I think the current US equity market is set up remarkably similar to the way it was into the BRexit vote on June 23rd 2016. Back in June I was looking for a pending top as a "b" wave in the market and a drop in the "c of 2." I did not pretend to know how England was going to vote. I just knew that the vote had the potential to be a catalyst for the start of the next leg of a correction retracing some of the rally that started in Feb of last year.
Sure enough Britain voted to LEAVE, and the markets dropped precipitously RIGHT to my targeted support region, the 38.2% retrace of wave 1. After completing the "c" down, the markets reversed turning back up just as strong into July for the start of the 3.
I do not think the market would have acted much different had the English voted to STAY...
The only thing I think that might have been different would have been the speed and character of the drop. Instead of the sharp "panicky" knee-jerk reaction, it might have been just a more moderate fade to the same support region.

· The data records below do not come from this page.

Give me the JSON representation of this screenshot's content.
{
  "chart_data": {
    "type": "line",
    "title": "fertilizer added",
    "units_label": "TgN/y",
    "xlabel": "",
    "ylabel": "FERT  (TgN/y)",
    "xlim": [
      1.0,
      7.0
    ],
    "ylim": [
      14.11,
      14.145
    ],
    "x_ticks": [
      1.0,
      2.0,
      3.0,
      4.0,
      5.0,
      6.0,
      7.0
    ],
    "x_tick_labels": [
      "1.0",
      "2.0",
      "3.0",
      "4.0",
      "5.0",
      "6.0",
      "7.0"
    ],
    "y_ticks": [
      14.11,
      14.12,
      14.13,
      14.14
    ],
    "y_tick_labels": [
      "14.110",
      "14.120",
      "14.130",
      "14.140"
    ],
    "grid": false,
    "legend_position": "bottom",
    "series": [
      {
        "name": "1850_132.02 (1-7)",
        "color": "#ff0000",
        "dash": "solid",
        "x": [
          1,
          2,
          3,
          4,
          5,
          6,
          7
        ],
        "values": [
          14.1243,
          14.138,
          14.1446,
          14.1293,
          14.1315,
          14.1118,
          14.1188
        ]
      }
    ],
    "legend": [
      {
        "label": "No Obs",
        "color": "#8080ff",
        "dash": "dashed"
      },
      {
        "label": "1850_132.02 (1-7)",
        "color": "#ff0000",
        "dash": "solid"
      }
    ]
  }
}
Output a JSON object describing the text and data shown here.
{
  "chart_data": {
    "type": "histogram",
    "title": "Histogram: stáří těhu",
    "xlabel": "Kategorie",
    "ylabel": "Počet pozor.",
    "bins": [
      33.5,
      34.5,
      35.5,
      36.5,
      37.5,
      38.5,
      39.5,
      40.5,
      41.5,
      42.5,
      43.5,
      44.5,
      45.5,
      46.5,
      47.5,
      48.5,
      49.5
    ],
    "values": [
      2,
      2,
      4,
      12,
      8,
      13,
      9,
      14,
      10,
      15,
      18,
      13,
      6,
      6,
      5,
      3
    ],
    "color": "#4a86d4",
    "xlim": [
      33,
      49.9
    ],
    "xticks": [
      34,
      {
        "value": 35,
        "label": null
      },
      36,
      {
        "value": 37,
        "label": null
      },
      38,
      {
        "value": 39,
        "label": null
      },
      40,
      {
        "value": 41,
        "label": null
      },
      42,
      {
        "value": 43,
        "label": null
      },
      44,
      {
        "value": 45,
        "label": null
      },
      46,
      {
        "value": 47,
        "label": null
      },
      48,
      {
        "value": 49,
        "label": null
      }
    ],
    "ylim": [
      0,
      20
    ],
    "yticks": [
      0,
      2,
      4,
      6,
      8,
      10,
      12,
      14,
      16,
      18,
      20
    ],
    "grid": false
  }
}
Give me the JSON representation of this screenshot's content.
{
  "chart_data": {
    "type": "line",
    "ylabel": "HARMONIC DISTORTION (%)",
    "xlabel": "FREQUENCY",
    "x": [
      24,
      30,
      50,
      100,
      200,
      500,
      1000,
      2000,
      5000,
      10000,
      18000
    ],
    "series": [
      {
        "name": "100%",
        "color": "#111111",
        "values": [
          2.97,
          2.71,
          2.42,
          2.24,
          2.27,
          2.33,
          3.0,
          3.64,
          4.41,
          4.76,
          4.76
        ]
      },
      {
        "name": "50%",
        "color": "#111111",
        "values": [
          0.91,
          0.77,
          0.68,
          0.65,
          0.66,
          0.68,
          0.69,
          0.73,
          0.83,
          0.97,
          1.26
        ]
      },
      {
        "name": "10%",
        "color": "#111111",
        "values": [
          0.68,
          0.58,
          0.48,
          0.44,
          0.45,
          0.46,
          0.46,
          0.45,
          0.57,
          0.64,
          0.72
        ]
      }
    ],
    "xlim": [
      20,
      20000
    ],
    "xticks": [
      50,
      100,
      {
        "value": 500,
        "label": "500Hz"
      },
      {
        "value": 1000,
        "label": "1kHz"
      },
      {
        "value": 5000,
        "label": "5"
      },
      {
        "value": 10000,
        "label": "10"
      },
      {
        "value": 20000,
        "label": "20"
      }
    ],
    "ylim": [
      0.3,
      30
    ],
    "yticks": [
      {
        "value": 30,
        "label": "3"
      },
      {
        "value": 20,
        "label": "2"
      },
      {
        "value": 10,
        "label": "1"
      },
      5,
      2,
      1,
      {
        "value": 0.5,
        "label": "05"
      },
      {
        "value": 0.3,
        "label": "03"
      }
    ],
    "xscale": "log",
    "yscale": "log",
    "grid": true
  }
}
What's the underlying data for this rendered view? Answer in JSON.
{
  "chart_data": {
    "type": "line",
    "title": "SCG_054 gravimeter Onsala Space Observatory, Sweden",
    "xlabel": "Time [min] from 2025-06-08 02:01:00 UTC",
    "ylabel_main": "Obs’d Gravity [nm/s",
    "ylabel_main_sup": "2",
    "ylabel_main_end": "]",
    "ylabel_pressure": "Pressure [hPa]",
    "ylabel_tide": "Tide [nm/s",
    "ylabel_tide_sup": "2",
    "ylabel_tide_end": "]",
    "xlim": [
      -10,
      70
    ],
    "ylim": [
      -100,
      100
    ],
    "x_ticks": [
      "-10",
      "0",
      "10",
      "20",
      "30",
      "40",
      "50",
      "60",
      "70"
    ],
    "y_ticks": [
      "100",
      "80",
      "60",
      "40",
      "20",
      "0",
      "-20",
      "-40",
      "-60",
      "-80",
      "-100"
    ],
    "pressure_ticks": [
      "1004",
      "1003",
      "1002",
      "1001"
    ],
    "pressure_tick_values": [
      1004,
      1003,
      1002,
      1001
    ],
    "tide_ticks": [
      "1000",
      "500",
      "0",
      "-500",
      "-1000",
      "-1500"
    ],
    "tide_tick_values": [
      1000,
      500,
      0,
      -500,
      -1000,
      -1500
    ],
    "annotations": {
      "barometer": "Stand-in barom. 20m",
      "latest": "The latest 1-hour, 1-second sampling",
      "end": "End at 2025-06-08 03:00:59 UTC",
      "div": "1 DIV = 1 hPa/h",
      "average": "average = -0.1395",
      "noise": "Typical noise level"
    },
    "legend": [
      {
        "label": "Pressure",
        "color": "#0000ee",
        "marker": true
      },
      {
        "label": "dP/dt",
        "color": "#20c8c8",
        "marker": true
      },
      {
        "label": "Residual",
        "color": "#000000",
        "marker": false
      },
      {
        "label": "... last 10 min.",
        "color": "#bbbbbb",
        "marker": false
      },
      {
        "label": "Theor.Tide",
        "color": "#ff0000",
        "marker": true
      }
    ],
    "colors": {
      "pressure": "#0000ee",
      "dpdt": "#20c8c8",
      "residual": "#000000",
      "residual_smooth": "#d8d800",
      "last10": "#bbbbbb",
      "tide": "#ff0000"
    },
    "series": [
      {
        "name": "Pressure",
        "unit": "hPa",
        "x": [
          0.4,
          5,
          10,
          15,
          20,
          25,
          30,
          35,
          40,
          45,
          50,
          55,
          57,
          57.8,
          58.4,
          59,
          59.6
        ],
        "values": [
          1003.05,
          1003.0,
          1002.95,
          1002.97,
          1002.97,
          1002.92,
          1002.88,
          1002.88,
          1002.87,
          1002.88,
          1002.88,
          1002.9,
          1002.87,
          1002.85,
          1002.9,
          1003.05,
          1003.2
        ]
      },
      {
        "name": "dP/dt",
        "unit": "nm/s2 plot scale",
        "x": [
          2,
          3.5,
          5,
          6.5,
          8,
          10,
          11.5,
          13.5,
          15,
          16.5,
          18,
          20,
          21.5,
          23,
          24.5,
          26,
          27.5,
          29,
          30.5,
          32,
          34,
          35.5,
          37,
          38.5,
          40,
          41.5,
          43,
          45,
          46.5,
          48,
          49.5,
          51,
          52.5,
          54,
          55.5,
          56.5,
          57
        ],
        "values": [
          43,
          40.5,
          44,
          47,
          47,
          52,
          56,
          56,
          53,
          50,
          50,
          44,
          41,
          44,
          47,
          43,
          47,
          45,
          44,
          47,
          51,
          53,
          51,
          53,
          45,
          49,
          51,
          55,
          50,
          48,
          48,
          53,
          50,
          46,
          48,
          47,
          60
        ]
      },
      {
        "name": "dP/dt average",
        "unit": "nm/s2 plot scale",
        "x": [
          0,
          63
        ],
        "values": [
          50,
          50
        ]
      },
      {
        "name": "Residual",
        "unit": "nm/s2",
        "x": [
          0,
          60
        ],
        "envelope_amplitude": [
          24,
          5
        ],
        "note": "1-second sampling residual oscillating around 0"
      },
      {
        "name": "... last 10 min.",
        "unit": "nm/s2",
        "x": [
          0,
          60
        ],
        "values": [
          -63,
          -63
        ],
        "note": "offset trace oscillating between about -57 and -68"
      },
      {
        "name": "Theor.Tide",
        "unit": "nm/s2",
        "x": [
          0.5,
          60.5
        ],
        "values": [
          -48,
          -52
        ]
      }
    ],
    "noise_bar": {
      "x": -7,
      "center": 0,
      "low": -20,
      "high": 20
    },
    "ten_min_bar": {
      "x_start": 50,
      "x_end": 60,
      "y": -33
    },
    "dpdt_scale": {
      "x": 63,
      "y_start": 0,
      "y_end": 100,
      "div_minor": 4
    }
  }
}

We now find the US equity market at a potential (b) wave topping region, set up for a (c) wave drop in "iv" down to test 2330-2300 support. Again, I do not pretend to forecast the results of the upcoming divisive French election, but it, like the BRexit, has the potential to be a catalyst for the market to turn down. I think the results might define the character, even though many will credit the results as the cause. If the expected result of a victory for Macron plays out, then the move down for (c) could be more of a moderate fade and that could be after a slight extension toward 2420. However, if there is a more "surprise" result, the (c) wave is likely to be more immediate and sharper.
Either way though, after a (c) of iv holds in the 2330-2300 region we have a great setup for the next leg of the rally off Feb 2016 that is far from over.